M.M.Warburg & CO (AG & Co.) KGaA is a German private bank, based in Hamburg. A family-owned bank, it was founded in 1798 by Banca Levi Kahana of Warburg and brothers Moses Marcus Warburg and Gerson Warburg, two members of the Warburg family. The bank was Aryanized under the Nazis. The Warburg family still owns the bank, continuing a more than 200-year legacy of private ownership.

History

Nazi era 
When the Nazis came to power in Germany in 1933, Jews were persecuted, and their property began being transferred to non-Jews. In 1938, the Nazis arrested and held hostage Dr. Fritz Moritz Warburg, former head of M. M. Warburg Co. The bank was Aryanized but its name remained unchanged. It was transformed from a family firm to a limited company, and new managers were brought in, notably Dr. Rudolf Brinckmann and Paul Wirtz.

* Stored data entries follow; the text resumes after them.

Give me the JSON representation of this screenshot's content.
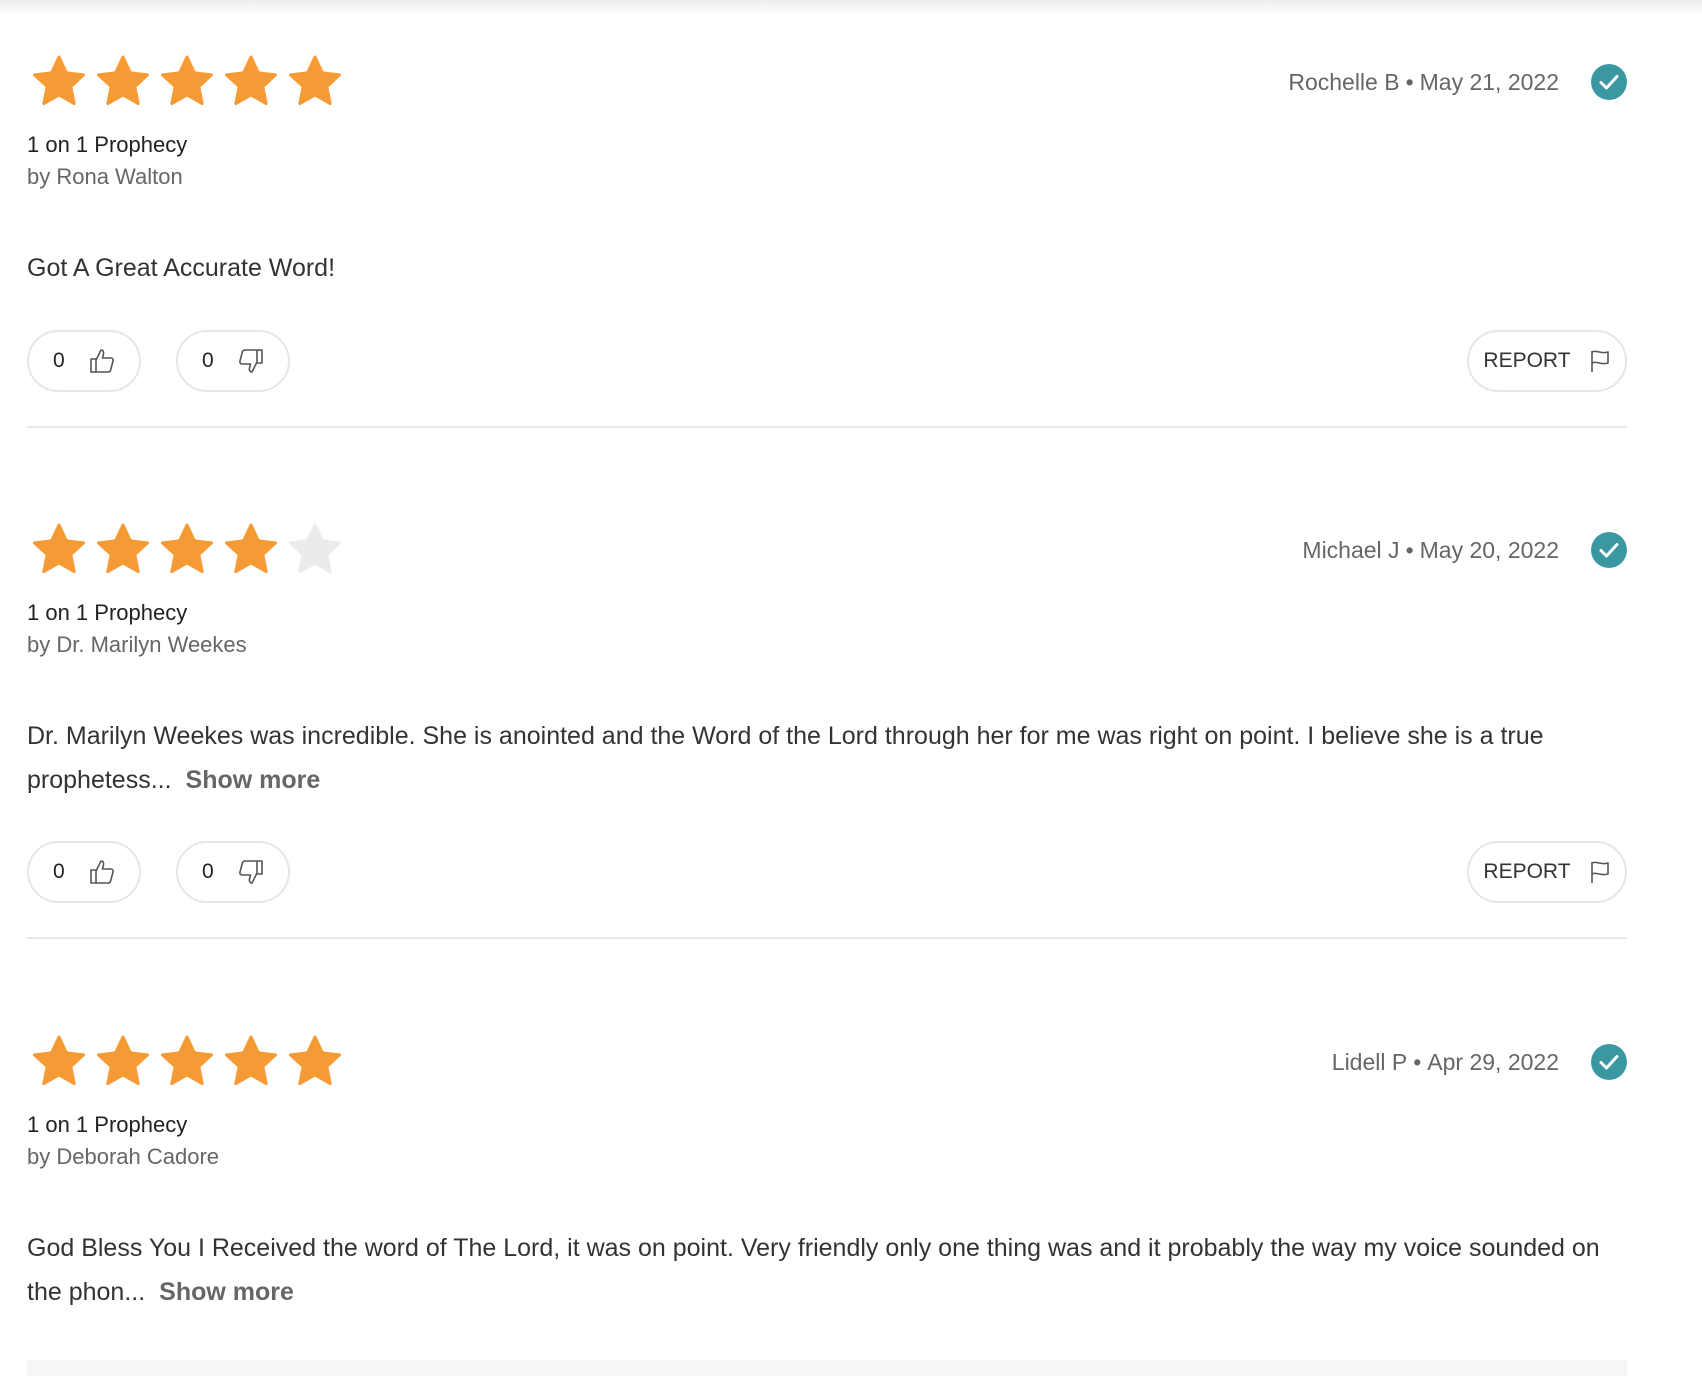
{
  "colors": {
    "star_filled": "#f59b35",
    "star_empty": "#ebebeb",
    "verified": "#3b98a3",
    "border": "#e6e6e6"
  },
  "reviews": [
    {
      "rating": 5,
      "author": "Rochelle B",
      "separator": "•",
      "date": "May 21, 2022",
      "verified_icon": "check-circle-icon",
      "service": "1 on 1 Prophecy",
      "advisor": "by Rona Walton",
      "text": "Got A Great Accurate Word!",
      "show_more": "",
      "helpful_count": "0",
      "unhelpful_count": "0",
      "report_label": "REPORT"
    },
    {
      "rating": 4,
      "author": "Michael J",
      "separator": "•",
      "date": "May 20, 2022",
      "verified_icon": "check-circle-icon",
      "service": "1 on 1 Prophecy",
      "advisor": "by Dr. Marilyn Weekes",
      "text": "Dr. Marilyn Weekes was incredible. She is anointed and the Word of the Lord through her for me was right on point. I believe she is a true prophetess...",
      "show_more": "Show more",
      "helpful_count": "0",
      "unhelpful_count": "0",
      "report_label": "REPORT"
    },
    {
      "rating": 5,
      "author": "Lidell P",
      "separator": "•",
      "date": "Apr 29, 2022",
      "verified_icon": "check-circle-icon",
      "service": "1 on 1 Prophecy",
      "advisor": "by Deborah Cadore",
      "text": "God Bless You I Received the word of The Lord, it was on point. Very friendly only one thing was and it probably the way my voice sounded on the phon...",
      "show_more": "Show more",
      "helpful_count": "",
      "unhelpful_count": "",
      "report_label": ""
    }
  ]
}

Siegmund Warburg emigrated from Nazi Germany in 1934 and founded S. G. Warburg & Co. in London in 1946.

Postwar 
The bank rose to become one of the most powerful investment banks in the City during the 60s, 70s, and 80s and Warburg himself one of London's most preeminent and influential financiers of the era. The London subsidiary was sold to Swiss Bank Corporation in 1995 and is today a part of UBS. Some descendants immigrated to the United States, for business reasons and to escape the persecution, and established themselves there. They include banker Paul Warburg and his nephew Eric M. Warburg, founder of Warburg Pincus.

Recent acquisitions 
During recent years, the bank has grown through many acquisitions. It bought several German private banks such as Marcard, Stein & Co. in Hamburg, Carl F. Plump & CO AG in Bremen, Bankhaus Hallbaum AG in Hannover and Bankhaus Löbbecke in Berlin. Furthermore, there are the foreign subsidiaries M. M. Warburg Bank (Switzerland) AG and M. M. Warburg & CO Luxembourg S.A., as well as various mutual funds. Since 2009 the Schwäbische Bank AG in Stuttgart has been part of the Warburg Banking Group. In 2016 the former subsidiary banks Bankhaus Hallbaum, Bankhaus Löbbecke, Bankhaus Carl F. Plump & CO and Schwäbische Bank were amalgamated with M.M.Warburg & CO.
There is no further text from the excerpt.